Literally defined, a retrospective law is a law that looks backward or on things that are past; and a retroactive law is one that acts on things that are past. In common use, as applied to statutes, the two words are synonymous, and in this connection may be broadly defined as having reference to state of things existing before the Act in question. A retroactive or retrospective law, in the legal sense, is one that takes away or impairs vested rights acquired under existing laws or creates a new obligation, imposes a new duty or attaches a new disability in respect to transactions or considerations already past.

While considering the question of the retrospective operation of the statute, the nature of the right affected must first be considered. Where there is a vested right, an amendment will be considered as prospective so as not to affect the vested right.
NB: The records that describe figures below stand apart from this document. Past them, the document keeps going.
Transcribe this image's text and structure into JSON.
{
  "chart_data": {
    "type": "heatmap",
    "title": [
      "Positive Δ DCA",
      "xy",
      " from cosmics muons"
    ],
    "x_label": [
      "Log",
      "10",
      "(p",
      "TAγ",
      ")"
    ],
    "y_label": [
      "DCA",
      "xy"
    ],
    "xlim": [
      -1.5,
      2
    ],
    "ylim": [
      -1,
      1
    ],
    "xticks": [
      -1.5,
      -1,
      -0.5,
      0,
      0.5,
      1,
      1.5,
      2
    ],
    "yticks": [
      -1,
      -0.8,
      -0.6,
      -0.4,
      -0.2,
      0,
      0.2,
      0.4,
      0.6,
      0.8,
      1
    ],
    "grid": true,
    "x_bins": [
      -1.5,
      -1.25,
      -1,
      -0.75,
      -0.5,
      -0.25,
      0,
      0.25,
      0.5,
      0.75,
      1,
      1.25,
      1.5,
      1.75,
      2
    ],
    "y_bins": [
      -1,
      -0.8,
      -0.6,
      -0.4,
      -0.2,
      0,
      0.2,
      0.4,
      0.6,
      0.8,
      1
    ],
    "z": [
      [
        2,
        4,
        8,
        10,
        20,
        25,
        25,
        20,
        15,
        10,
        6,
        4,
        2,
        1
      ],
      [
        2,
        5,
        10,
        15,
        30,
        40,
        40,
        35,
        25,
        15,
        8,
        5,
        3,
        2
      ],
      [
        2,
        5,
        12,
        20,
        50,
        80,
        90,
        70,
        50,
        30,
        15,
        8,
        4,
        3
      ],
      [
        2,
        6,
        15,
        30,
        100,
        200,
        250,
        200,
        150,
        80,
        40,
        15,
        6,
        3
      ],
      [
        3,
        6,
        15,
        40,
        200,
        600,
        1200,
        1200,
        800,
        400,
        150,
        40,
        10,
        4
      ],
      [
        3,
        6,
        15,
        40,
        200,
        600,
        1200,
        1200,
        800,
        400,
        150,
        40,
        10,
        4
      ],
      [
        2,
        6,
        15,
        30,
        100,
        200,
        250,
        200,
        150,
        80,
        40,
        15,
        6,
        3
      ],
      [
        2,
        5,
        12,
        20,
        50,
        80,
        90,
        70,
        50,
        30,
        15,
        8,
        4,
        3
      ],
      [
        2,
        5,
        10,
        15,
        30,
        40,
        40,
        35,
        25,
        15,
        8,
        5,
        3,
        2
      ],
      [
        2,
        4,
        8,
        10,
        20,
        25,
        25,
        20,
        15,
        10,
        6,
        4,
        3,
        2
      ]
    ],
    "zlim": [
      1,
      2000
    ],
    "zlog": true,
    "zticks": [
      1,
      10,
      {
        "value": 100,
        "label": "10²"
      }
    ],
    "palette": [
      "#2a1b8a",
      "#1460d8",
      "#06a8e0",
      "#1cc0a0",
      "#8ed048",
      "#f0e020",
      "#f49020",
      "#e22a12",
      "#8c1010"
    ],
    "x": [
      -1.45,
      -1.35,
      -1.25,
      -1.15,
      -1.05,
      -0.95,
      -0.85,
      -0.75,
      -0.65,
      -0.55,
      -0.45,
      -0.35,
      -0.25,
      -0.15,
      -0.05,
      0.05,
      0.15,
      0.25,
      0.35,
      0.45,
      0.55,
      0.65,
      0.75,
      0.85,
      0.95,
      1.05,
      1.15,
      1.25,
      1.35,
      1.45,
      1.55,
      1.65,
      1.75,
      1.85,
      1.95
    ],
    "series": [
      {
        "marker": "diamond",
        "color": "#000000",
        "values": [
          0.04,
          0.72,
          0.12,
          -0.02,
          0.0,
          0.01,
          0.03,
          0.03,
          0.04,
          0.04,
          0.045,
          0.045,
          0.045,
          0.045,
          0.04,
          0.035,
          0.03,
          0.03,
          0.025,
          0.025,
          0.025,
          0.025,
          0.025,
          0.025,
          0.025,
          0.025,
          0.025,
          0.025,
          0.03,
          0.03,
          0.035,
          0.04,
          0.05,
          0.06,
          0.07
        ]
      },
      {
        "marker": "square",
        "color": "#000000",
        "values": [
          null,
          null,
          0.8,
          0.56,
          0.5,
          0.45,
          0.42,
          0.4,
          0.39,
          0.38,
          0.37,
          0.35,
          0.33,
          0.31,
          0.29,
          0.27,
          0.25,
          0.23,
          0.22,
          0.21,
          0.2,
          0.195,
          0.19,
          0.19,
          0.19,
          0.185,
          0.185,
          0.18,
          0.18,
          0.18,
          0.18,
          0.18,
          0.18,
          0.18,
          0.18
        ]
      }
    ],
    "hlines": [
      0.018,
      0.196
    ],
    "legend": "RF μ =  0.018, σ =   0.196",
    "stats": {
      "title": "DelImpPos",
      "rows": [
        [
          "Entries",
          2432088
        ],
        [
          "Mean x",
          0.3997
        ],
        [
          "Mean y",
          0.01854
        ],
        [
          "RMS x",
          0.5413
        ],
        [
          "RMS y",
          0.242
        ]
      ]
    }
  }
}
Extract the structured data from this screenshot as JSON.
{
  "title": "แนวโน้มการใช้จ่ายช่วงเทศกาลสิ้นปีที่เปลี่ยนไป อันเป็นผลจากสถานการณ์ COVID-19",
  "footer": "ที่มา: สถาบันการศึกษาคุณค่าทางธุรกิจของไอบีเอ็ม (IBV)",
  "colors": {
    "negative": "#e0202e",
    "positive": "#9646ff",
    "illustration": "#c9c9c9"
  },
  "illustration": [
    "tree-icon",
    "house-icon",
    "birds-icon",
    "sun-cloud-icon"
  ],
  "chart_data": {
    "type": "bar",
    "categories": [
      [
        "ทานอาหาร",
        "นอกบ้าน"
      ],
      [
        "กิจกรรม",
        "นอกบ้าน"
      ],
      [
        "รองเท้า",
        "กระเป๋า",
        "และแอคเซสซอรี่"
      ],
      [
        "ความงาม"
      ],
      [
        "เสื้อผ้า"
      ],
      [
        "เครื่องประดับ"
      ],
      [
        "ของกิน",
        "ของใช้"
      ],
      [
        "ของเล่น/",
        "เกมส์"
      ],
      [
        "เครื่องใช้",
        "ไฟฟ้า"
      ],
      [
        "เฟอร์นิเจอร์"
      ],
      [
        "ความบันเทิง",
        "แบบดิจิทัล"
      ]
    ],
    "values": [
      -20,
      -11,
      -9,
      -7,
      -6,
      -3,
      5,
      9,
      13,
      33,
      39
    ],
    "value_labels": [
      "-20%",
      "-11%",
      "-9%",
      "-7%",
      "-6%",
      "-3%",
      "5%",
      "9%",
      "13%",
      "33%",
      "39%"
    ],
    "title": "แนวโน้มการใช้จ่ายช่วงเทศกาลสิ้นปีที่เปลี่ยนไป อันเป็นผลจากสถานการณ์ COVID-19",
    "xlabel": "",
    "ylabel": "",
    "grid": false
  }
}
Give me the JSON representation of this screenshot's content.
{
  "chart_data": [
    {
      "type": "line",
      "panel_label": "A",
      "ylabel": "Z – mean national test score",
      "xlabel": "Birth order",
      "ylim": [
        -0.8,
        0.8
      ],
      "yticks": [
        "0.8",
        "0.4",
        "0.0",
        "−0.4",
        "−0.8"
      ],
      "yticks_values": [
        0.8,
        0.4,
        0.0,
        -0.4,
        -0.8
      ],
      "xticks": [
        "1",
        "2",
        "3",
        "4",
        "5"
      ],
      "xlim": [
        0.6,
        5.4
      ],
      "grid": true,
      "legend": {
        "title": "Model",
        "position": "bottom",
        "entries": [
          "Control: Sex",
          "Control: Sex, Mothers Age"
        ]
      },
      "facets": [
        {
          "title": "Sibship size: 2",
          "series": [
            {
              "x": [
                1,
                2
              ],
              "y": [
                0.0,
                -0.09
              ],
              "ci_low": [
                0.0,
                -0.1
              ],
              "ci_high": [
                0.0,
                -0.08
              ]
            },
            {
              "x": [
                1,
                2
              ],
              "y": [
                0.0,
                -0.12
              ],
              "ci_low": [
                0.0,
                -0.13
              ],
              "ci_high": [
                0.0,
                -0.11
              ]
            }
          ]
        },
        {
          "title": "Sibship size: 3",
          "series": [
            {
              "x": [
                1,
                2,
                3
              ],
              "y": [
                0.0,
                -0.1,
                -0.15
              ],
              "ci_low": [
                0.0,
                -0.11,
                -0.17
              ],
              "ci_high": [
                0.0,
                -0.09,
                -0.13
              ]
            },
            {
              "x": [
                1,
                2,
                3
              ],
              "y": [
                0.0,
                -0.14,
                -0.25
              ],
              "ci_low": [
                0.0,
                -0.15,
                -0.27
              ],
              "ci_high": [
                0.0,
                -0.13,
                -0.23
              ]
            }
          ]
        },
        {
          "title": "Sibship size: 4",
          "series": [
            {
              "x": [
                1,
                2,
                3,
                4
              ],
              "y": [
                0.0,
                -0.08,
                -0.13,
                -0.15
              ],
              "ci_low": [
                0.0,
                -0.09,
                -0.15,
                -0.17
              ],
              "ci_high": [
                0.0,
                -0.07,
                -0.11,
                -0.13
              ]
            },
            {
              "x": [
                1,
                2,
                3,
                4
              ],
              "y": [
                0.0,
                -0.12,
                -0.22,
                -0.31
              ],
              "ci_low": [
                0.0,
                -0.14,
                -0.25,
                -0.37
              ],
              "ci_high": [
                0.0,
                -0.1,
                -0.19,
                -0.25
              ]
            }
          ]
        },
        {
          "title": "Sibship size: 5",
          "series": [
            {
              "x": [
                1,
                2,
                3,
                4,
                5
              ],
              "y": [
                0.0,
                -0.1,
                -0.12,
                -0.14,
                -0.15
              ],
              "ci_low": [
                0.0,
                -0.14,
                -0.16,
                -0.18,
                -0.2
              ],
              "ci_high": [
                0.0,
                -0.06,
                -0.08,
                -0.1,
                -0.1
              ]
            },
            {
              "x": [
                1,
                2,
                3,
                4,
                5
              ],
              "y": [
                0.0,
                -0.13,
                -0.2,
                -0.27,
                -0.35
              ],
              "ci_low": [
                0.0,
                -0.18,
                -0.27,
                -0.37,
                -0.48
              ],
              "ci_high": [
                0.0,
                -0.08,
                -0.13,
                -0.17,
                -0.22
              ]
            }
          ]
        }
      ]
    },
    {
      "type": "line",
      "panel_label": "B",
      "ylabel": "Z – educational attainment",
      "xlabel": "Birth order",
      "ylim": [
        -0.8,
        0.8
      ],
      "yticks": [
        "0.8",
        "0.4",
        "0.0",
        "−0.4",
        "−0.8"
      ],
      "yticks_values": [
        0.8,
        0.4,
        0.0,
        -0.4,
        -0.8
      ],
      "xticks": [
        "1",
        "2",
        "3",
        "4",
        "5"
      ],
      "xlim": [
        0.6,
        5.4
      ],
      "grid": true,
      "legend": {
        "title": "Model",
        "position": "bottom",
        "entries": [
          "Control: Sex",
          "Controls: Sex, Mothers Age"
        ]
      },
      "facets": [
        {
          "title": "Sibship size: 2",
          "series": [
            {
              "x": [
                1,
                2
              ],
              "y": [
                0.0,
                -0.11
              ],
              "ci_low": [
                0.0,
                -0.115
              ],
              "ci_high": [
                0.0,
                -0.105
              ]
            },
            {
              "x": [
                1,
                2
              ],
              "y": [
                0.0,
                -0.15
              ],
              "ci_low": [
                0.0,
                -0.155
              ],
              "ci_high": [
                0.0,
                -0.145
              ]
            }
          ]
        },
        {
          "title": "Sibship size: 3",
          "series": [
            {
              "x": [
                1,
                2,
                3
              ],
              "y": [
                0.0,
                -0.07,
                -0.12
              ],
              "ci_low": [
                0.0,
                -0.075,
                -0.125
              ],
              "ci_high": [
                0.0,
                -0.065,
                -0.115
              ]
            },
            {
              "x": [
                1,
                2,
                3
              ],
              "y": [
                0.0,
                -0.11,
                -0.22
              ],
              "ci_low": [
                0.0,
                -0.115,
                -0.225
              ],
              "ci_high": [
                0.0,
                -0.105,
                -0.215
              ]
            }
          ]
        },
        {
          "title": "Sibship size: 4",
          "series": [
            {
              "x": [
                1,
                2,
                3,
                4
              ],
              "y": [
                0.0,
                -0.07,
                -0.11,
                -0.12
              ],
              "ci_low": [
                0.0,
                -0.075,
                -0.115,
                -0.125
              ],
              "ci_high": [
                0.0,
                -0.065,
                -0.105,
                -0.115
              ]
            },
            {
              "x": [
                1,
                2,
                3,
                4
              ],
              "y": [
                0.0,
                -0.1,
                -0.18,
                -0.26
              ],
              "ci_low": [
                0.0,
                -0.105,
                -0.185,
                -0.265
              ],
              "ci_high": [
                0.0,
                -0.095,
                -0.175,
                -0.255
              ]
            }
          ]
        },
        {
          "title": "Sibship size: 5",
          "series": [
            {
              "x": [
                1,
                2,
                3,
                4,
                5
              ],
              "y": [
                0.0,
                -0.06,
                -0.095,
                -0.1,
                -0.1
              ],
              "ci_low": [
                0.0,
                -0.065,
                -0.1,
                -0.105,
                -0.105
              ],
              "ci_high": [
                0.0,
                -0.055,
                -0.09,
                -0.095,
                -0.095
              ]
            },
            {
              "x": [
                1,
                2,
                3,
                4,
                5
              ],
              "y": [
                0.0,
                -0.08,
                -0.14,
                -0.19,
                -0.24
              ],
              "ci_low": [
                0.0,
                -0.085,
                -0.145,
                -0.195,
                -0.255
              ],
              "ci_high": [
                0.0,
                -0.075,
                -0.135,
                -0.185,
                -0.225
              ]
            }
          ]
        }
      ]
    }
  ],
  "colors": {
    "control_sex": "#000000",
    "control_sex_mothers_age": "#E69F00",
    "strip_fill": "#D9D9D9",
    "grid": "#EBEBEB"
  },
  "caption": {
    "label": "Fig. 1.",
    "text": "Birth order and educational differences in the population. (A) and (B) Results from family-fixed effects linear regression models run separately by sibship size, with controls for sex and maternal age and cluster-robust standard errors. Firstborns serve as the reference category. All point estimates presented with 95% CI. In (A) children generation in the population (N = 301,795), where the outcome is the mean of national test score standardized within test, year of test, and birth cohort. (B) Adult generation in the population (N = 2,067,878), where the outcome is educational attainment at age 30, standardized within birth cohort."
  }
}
If the right is merely procedural then normally there is no vested right.

What are General Principles to decide

Following principles should be observed for deciding whether a law is to be considered as retrospective or prospective as stipulated by the Supreme Court in THE STATE OF MAHARASHTRA VERSUS VISHNU RAMCHANDRA - 1960 (10) TMI 91 - SUPREME COURT:

  1. There is no presumption that the statute which takes away any existing right is intended to apply to a state of facts which came into existence before its commencement.
  2. When the effects of the statue would be to make a transfer valid which was previously invalid, to make an instrument, which had no effect at all and from which the party had liberty to depart as long as he pleased, binding the prima facie construction of the Act is that it is not to be retrospective.
  3. If it is a necessary implication from the language employed that the legislature intended a particular section to have a retrospective operation, the courts will give it such an operation because it is obviously competent for the legislature if it pleases in its wisdom to make the provisions of an Act retrospective.
  4. But if, on the other hand, the language employed by the legislature is ambiguous or not clear and explicit, the court must not give a construction to the new Act which would take away vested rights, in other words, should treat the Act as prospective.